If $T^2$ is a compact operator on a Banach space $X$ then is it true that $T$ is also compact operator on X?
Here $T:X\to X.$
First I was trying to prove(assuming it is true). Since $X$ is Banach the set of all compact operators is closed in $\beta(X;X)$ ($\beta(X;X)$ is the set of all bounded operators in X). So I was trying to find a sequence $\{T_n\}$ in $\beta_0(X;X)$ (the set of all compact operators on $X$) which would converge to $T$ . Then using the given condition that $T^2\in\beta_0(X;X)$, we could say that $T\in \beta(X;X)$.

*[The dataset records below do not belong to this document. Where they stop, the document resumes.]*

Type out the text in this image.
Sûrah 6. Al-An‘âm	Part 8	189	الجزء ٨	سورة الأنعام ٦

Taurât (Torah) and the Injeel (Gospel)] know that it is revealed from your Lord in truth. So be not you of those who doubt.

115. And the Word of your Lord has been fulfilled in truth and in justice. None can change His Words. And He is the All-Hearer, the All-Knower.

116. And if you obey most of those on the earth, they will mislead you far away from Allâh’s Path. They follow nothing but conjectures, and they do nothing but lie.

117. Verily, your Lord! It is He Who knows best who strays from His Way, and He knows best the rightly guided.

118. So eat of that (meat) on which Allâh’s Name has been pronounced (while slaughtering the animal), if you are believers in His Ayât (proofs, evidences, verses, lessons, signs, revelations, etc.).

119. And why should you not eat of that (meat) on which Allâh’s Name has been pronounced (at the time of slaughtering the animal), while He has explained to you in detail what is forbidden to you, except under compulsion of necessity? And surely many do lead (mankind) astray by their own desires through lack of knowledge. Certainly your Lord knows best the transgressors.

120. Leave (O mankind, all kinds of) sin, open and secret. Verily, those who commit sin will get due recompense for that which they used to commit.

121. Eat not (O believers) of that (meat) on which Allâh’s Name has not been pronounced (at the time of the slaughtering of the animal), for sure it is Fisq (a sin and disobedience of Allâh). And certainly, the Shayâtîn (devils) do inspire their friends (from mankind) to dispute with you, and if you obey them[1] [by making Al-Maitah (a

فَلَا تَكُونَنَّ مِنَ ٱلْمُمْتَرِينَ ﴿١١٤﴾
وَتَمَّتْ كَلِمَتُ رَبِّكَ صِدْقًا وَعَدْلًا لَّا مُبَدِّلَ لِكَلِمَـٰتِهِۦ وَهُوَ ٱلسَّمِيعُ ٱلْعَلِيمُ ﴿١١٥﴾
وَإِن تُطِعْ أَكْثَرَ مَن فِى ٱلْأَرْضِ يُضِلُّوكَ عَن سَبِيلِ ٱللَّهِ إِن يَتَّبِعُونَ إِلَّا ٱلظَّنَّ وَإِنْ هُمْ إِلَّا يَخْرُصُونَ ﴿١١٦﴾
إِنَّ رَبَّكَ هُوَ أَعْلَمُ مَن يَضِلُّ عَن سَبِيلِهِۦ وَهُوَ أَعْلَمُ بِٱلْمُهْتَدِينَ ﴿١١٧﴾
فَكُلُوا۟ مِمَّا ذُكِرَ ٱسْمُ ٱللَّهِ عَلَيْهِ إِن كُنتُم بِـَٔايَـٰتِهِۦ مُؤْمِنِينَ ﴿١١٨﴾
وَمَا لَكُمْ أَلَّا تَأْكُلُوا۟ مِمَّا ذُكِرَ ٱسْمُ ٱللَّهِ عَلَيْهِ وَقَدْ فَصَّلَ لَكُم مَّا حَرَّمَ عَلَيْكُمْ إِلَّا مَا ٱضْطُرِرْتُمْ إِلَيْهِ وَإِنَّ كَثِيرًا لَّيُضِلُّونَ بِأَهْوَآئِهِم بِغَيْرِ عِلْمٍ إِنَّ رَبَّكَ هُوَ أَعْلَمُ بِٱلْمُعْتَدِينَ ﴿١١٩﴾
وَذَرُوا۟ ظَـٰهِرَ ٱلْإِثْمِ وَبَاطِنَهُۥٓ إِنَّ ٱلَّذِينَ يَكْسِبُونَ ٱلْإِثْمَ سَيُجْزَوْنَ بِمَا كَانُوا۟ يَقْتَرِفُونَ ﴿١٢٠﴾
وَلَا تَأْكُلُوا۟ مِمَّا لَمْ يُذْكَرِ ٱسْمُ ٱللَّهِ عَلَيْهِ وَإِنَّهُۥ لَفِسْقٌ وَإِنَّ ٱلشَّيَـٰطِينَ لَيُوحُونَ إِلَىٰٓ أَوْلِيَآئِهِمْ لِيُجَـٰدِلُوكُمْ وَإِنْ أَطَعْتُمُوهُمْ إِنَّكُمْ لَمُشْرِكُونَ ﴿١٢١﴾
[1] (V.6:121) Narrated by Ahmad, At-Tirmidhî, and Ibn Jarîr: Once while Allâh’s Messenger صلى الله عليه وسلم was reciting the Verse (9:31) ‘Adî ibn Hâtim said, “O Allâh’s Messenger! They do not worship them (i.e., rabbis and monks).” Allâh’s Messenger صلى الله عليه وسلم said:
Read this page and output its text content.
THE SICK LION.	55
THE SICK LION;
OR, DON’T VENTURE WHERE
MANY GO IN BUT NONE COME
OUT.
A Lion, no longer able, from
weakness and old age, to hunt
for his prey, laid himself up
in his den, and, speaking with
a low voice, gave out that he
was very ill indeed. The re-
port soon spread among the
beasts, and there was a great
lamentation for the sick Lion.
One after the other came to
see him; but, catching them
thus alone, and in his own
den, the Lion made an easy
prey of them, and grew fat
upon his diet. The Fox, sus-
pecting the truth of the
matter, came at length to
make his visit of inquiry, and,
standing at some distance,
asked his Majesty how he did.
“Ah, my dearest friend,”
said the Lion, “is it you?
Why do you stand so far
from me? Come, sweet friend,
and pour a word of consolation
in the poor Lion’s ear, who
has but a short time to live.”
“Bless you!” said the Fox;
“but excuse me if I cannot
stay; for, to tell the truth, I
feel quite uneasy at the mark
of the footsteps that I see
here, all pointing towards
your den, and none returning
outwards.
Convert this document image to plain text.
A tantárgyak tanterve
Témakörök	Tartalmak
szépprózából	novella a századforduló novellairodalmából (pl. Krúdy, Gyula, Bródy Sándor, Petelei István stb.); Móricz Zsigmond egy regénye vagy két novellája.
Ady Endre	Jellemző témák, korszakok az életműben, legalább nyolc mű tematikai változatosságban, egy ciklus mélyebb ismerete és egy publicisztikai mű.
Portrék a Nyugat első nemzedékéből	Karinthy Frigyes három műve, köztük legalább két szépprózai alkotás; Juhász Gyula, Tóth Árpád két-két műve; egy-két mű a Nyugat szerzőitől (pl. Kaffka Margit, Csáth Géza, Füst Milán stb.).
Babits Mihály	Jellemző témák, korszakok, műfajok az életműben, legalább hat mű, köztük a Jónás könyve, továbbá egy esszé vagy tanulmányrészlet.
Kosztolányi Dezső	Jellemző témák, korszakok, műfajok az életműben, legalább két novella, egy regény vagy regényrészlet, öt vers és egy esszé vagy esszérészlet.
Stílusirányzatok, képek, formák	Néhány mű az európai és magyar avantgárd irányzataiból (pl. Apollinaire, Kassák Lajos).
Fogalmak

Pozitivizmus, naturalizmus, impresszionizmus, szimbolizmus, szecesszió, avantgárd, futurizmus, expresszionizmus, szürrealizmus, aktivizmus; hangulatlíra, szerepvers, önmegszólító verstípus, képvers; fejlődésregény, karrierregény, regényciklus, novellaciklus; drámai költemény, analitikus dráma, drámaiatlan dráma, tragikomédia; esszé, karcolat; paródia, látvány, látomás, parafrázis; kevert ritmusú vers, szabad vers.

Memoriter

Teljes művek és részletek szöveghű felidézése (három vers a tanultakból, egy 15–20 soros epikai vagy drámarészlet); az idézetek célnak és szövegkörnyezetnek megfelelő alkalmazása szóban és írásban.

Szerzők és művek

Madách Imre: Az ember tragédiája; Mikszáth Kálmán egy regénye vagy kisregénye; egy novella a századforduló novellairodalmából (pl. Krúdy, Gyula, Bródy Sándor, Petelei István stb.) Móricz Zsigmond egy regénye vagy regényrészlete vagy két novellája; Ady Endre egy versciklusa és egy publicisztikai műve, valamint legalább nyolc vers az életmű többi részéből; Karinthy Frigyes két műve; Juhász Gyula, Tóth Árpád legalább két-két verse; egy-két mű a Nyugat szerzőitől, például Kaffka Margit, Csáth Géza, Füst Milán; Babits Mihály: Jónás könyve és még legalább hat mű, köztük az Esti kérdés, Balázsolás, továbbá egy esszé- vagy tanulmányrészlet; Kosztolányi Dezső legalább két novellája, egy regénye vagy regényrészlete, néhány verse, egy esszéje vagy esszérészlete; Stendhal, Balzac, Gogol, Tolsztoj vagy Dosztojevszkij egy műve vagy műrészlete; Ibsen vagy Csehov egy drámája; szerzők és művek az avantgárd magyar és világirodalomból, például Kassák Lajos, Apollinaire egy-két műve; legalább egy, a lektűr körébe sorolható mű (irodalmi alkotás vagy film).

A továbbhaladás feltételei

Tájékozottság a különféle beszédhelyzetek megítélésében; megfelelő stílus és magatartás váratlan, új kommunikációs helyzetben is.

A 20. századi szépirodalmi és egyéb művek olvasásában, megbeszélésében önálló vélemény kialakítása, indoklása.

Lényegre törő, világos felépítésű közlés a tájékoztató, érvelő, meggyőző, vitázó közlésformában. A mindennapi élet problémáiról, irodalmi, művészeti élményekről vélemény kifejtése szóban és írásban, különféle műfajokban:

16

So the main point is to find a suitable sequence $\{T_n\}$ from $\beta_0(X;X)$ that will converge to $T.$
Please someone help . Can we find such sequence or the statement is false?
Thank you..
It is not true. Take, for instance $T\colon\ell^\infty\longrightarrow\ell^\infty$ defined by$$T(a_1,a_2,a_3,a_4,a_5,a_6,\ldots)=(a_2,0,a_4,0,a_6,0,\ldots).$$Then $T$ is not compact (with respect to the $\|\cdot\|_\infty$ norm), but $T^2=0$, which, of course, is compact.